This is a static archive of our old OpenStreetMap Help Site. Please post any new questions and answers at community.osm.org.

Nominatim Server on GCP VM Stalls When Doing Batch Geocoding Through Multiprocessing

Hello all,

I really need help on this front! I've set up a Nominatim Server on GCP's Compute Engine. It works ok enough, but now I have 100 million unique addresses that I need to forward-geocode through my service, and I'm trying to use multiprocessing to speed things up - even 100 addresses processed simultaneously stalls the service. My VM has 128 GB of RAM & 24 CPUs. I followed the configuration recommendations from the installation guide. Does anyone have any best practices for setting up the service for handling HUGE bulk-loads? Would switching from apache to nginx help?

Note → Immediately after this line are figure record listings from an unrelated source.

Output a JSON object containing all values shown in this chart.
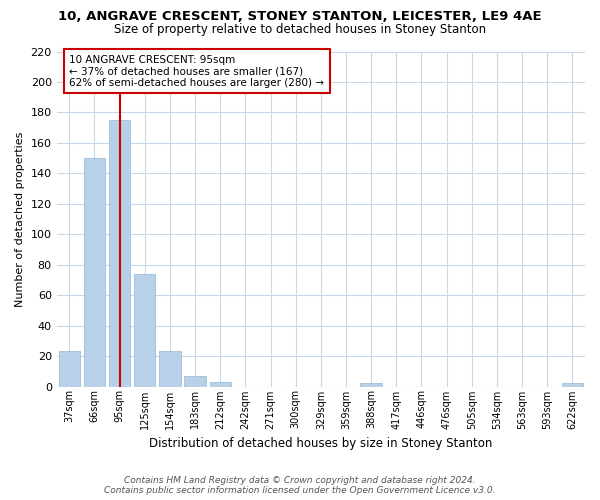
{
  "title": "10, ANGRAVE CRESCENT, STONEY STANTON, LEICESTER, LE9 4AE",
  "subtitle": "Size of property relative to detached houses in Stoney Stanton",
  "xlabel": "Distribution of detached houses by size in Stoney Stanton",
  "ylabel": "Number of detached properties",
  "categories": [
    "37sqm",
    "66sqm",
    "95sqm",
    "125sqm",
    "154sqm",
    "183sqm",
    "212sqm",
    "242sqm",
    "271sqm",
    "300sqm",
    "329sqm",
    "359sqm",
    "388sqm",
    "417sqm",
    "446sqm",
    "476sqm",
    "505sqm",
    "534sqm",
    "563sqm",
    "593sqm",
    "622sqm"
  ],
  "values": [
    23,
    150,
    175,
    74,
    23,
    7,
    3,
    0,
    0,
    0,
    0,
    0,
    2,
    0,
    0,
    0,
    0,
    0,
    0,
    0,
    2
  ],
  "bar_color": "#b8d0e8",
  "highlight_bar_index": 2,
  "highlight_line_color": "#cc0000",
  "annotation_line1": "10 ANGRAVE CRESCENT: 95sqm",
  "annotation_line2": "← 37% of detached houses are smaller (167)",
  "annotation_line3": "62% of semi-detached houses are larger (280) →",
  "annotation_box_color": "#ffffff",
  "annotation_box_edge": "#cc0000",
  "ylim": [
    0,
    220
  ],
  "yticks": [
    0,
    20,
    40,
    60,
    80,
    100,
    120,
    140,
    160,
    180,
    200,
    220
  ],
  "background_color": "#ffffff",
  "grid_color": "#c8d8e8",
  "footer_line1": "Contains HM Land Registry data © Crown copyright and database right 2024.",
  "footer_line2": "Contains public sector information licensed under the Open Government Licence v3.0."
}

Reproduceable Code Example in Python:

from joblib import Parallel, delayed
from multiprocessing import cpu_count
from geopy.geocoders import Nominatim
from collections import defaultdict

def geopy_parse(address_str):
    """
    Use Custom Nominatim Server to Extract 
    Country, Locality and Region from Unstructured Address
    """
    osm = Nominatim(domain="<url>", scheme="http", timeout=10000)
    result = osm.geocode(address_str, language='en', addressdetails=True)
    if result is not None:
        return defaultdict(lambda: None, result.raw['address'])
    else:
        return None

addresses = ['Vancouver BC Canada']*100
Parallel(n_jobs=cpu_count())(delayed(geopy_parse)(a) for a in addresses)

python parallelization nominatim multiprocessing

asked 20 Sep '20, 23:58

rirhun
26●5●5●9
accept rate: 0%

edited 20 Sep '20, 23:59

One Answer:

For installations with a high load, you should switch your server at least to php-fpm. In my experience it is also worth switching to nginx, as it is much better in coping with many parallel requests. Your system setup should be able to manage 600 request/s. (It depends on how the VM is set up, in particular, how fast is access to the disks.)

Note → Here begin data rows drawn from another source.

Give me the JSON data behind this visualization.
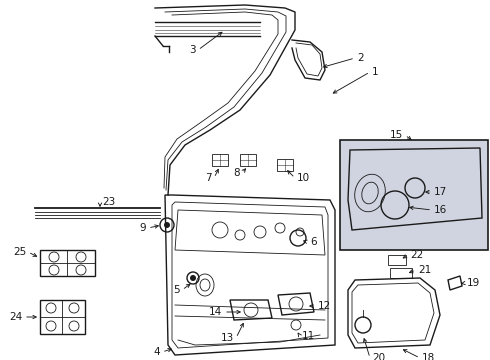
{
  "bg_color": "#ffffff",
  "line_color": "#1a1a1a",
  "box_fill": "#d0d4e0",
  "fig_w": 4.9,
  "fig_h": 3.6,
  "dpi": 100
}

On a general note: it is not really worth increasing the number of parallel requests infinitely. Your server has a fixed number of CPUs and that limits the number of parallel work you can do. Too many parallel request and they get in each other's way, which actually slows you down. In your case I would expect that beyond 50 parallel requests you won't see much increase in throughput.

answered 21 Sep '20, 09:09

lonvia
6.2k●2●57●89
accept rate: 40%

Thanks for the insightful response - I'm using an SSD so access to disk should be relatively fast I believe. I tried looking into nginx and it wasn't working - the server kept complaining "file not found" w/ regards to the php-fpm.socket even though the path to the socket was correct.

(21 Sep '20, 17:55) rirhun